そうして待つこと少し、小さなスリッパの音が近付いてきた。
「松浦先輩……っ」
そのスリッパの主は、闇夜の静寂にひびを入れないようにととても気を遣って、小さな声で謙志を呼んだ。
「すみません、お待たせ……しました……っ」
謙志と同じように旅館の浴衣を着て、その上に濃紺の半纏を着ている桃音は、謙志の隣に並んで謝罪をした。
「大丈夫だ、そんなに待ってない」
「はい……」
「星が……きれいでさ」
謙志はそう言うと、桃音から星空へと視線を移した。つられるように桃音も、ガラス窓越しに夜空を見上げる。ロビーの天井は常夜灯しかついていないので、室内の光景が窓ガラスに反射することもなく、視線の先にはただひたすらに満天の星が広がっていた。
「本当に……山の中というだけで、こんなにもきれいに見えるんですね」
少し前まで近くの広場で見上げていたのと変わらない、星々の明かり。何千、何万、何億年前に放たれた光。そして、もしかしたら明日には、誰にも知られずに消えてしまうかもしれない命。それらは果てしないほどに遠く、儚いからこそ、数えきれないほどあっても一つ一つが美しく見えるのだろう。
「そうだな。だから、その……舟形と一緒に……見たかったんだ」
心を決めた謙志は先ほど、桃音にメッセージを送った。ロビーで待つから来てくれないかと。その理由は、この美しい星々の舞台を一緒に見たかったから。そして――。
「あのっ」
「あのさ」
その時、謙志と桃音は二人同時に相手に呼びかけた。謙志は桃音を見下ろし、桃音は謙志を見上げ、二人は目を合わせてしばし黙る。それから同時に、小さく噴き出して笑った。
「ふふっ、重なっちゃいましたね」
「ああ……えっと……あ、舟形が先に……」
言いたいことがあるようなので、桃音に先に言ってもらおうと謙志はうながした。しかし、桃音は首を横に振る。
「せーのっ、で……一緒に言いませんか」
「えっ……あ、でも……」
「一緒に言ってくれないなら……私が先に言っちゃいますよ」
「え、いや……」
桃音はいたずらっ子のように、少しだけ意地悪げに笑った。それから一つ深呼吸をして、桃音が小さな声でゆっくりと「せーのっ」と声をかける。
「好きだ」
「好きです」
最低限の照明しかなく暗いロビーの中で、二人の声がきれいに重なった。
桃音と謙志はしばらく見つめ合っていたが、相手から告げられた言葉の意味をゆっくりと頭の中で理解してから、気恥ずかしくなってふいっと同時に視線をそらした。
「あっ……えっと……あの……本当に?」
「ほ、本当っ……ですよっ。松浦先輩こそ……本当に?」
桃音がうかがうように、ちらっと視線を謙志に向ける。謙志は自分の手のひらで口元を覆いながら、そんな桃音を見やった。
「本当だ。ずっと……ずっと、言いたかったんだ」
「私も……です。なかなか、その……言えなくて……でも……」
桃音は謙志の半纏を指先でつまみ、ぎゅっと引っ張る。
「ずっと言いたかった……。私、松浦先輩のこと……すごく……すごく好きです」
(ああ……)
謙志は無言で一歩桃音に近付く。そして、間違って押し潰してしまわないように気を付けながら、桃音の小柄な身体を両手でぎゅっと抱きしめた。
「俺も……すごく好きだ……舟形のこと」
最初は、理想の声かもしれないと思った。なんの幸運か、付き合ってもいないのに桃音とえっちな流れになった。その行為の内容や桃音の言動のすべてが自分の理想どおりで、生まれて初めて性的に満たされた。

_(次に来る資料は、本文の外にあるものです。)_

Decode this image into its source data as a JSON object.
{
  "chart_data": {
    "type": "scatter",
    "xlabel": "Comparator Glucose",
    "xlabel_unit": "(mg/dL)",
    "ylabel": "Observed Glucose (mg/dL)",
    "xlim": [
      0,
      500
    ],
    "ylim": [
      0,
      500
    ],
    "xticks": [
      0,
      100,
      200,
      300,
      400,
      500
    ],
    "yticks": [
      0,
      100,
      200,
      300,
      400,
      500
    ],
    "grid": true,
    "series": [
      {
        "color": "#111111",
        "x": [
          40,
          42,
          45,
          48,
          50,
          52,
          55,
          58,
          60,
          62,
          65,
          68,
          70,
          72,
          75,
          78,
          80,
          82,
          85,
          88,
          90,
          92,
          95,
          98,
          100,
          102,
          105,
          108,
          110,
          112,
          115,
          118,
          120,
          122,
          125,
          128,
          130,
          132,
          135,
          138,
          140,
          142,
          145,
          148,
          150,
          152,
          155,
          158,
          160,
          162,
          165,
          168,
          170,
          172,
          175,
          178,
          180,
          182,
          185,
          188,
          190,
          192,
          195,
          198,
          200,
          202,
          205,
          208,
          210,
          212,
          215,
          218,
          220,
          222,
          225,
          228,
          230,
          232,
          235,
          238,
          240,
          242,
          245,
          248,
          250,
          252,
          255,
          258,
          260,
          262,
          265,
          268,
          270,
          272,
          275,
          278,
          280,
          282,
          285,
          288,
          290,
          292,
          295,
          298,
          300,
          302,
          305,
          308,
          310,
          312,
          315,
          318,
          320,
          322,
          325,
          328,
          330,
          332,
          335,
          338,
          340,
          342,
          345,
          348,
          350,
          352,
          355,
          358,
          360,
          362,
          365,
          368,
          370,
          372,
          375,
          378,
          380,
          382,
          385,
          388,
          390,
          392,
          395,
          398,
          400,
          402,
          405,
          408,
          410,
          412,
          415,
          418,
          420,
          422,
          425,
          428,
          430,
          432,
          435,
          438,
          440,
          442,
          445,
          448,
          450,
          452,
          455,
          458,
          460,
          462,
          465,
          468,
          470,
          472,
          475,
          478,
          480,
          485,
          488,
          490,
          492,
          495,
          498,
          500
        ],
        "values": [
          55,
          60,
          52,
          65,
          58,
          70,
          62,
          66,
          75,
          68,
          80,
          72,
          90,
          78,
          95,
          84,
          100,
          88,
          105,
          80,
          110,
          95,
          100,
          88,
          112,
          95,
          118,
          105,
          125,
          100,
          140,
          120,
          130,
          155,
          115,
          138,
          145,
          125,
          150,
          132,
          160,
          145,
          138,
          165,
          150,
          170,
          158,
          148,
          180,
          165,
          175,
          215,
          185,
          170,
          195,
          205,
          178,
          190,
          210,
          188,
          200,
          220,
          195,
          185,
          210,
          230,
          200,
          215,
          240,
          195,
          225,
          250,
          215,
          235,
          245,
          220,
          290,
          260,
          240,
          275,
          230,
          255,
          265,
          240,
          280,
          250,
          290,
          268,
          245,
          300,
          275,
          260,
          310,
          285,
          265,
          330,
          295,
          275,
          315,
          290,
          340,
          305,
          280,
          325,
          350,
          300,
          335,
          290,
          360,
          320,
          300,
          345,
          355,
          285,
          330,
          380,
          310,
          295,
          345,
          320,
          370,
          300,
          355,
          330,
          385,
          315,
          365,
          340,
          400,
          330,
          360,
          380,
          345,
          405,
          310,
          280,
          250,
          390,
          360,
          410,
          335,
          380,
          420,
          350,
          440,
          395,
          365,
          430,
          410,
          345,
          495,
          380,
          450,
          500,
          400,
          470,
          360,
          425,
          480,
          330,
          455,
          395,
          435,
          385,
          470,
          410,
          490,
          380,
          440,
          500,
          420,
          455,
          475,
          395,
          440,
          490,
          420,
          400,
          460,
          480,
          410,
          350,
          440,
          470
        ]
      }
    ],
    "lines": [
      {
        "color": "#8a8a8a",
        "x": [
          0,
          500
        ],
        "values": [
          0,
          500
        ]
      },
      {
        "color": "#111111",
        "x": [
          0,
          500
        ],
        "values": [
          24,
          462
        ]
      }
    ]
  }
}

けれども、決してそこだけで惚れたわけではない。友達と楽しそうに話していたり、真面目に勉学に励んでいたり、将来に悩んだり、薄着で寒くなってくしゃみをしたり、そういう何気ない桃音の姿も見て、その全部が好きだと思った。かわいくて、いとしくて、自分だけのものにしてしまいたいと思った。
こうして抱きしめてこの腕の中に桃音を閉じ込めてみると、なおのこと強く思う。この存在を――この女の子を、ずっとこうして抱きしめておきたい。誰よりも大事に、大切に、自分だけのものとして特別に扱いたい。自分はどうしようもなく、桃音のことが好きなんだと。
「桃音、って……」
「えっ?」
「名前で呼んでも……いいか」
「あ、は、はい……っ」
「桃音……」
少し背中を丸めて桃音を抱きしめた謙志は、桃音の耳元に唇を近付けた。